Two recent examples of this that I can think of:
- Urban Meyer getting ousted in Jacksonville late in the 2021 season. By all accounts, Meyer was strongly disliked by his players and coaches, and had off-field issues, too. Canning Meyer didn’t help that season (they were already 2-11 when he was fired), but they were able to go 9-8 the following two seasons.
- Jon Gruden leaving the Raiders in 2021, in his second stint with the team. To be entirely fair, he resigned after five games, rather than being fired, but that was probably just a formality, as it was due to a series of horrible emails from him which were released publicly (and if he hadn’t quit, he would undoubtedly have been fired). After Gruden left, special-teams coach Rich Bisaccia became the interim coach; they went 7-5 under him, and made the playoffs (something that Gruden had not managed to accomplish).

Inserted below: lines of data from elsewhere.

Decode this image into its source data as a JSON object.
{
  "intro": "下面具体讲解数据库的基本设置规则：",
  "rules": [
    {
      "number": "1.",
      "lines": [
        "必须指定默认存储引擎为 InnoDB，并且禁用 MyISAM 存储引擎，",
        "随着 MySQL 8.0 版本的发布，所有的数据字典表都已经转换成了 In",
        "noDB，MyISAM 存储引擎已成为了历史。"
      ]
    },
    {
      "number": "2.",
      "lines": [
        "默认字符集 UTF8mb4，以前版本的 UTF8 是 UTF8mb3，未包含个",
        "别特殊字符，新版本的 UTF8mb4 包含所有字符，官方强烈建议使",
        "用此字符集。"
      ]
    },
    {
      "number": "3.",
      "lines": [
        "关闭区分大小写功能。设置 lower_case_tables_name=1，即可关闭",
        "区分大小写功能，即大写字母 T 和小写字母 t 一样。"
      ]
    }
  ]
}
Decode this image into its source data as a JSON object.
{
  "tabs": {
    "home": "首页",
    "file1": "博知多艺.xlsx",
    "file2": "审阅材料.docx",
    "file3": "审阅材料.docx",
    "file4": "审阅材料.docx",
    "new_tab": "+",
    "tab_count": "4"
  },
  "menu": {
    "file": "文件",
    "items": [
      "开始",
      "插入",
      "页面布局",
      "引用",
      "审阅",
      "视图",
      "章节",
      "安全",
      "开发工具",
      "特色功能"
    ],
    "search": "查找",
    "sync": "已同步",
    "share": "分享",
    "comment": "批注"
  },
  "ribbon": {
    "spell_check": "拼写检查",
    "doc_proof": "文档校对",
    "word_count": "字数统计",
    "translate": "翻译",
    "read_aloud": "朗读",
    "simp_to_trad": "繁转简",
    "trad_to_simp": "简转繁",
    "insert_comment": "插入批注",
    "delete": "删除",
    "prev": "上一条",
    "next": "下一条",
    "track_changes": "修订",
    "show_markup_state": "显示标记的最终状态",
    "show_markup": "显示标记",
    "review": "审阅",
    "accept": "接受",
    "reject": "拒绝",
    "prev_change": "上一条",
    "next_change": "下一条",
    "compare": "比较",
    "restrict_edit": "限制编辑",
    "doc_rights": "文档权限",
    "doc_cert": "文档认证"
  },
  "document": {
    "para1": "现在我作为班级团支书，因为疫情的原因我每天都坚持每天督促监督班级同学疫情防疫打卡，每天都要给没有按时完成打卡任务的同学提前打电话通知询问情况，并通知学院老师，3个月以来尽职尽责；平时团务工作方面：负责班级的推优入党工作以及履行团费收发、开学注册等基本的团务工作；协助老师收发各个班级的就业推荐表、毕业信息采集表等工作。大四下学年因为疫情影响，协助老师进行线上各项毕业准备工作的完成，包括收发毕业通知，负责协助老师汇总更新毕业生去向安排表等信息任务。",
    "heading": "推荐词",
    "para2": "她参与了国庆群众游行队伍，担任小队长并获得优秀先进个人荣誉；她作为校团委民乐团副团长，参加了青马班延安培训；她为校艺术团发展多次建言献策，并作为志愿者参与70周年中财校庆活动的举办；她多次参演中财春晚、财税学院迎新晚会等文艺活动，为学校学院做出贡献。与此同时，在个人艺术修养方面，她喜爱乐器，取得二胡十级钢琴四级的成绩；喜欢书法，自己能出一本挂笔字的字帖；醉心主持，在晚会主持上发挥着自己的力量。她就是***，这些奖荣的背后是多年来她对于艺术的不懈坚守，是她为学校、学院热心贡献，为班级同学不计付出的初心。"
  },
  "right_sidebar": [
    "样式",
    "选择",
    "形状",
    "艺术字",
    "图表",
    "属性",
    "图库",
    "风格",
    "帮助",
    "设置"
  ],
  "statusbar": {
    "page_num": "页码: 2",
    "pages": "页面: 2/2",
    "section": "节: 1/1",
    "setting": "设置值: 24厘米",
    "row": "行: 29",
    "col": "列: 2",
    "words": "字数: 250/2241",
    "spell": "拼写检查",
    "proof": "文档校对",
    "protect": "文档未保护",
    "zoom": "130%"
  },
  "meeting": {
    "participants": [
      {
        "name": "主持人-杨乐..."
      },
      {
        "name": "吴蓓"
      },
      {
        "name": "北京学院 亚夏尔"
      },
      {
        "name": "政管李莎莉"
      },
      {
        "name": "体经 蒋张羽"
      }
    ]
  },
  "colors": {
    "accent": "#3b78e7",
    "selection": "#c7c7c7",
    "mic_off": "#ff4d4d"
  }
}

The other reason firing mid-season may lead to immediate improvement is because usually the interim head coach, typically a guy who was already offensive or defensive coordinator, has been hearing all the players’ complaints all along. Wrong scheme, timid strategy, too much micromanagement, keeps starting a guy who shouldn’t be starter, whatever. So once the head coach is fired, this interim guy is free to immediate implement all the things he knows the players have been wanting all along.
I really doubt that is a factor at all. Going with what the players want is usually a recipe for disaster.
Right. There are many ways to define “worked” as mentioned by you and others. I know someone who sold season tickets for the Astros suites. It’s easy now, but tough when they lost 100 games in a season for several years. You need those ticket buyers (big companies mostly) to renew/be interested in renewing and doing sometimes literally anything gives the impression of change for now and next year. You certainly want real change and it’s necessary to sell suites and seats, but the impression of change can be a short term-fix.
It’s not really sport related answer, but certainly it “works” in the sense the owner is selling a product that needs to make the owner money and this can help do that. It’s only short-sighted if you don’t also have a longer term fix in the works (like the Astros did with their young, unknown and cheap talent).
Not NFL, and earlier than mid-season, but the St.Louis Blues fired their head coach 2 months into the season in 2019(?) and ended up winning the Stanley Cup that year.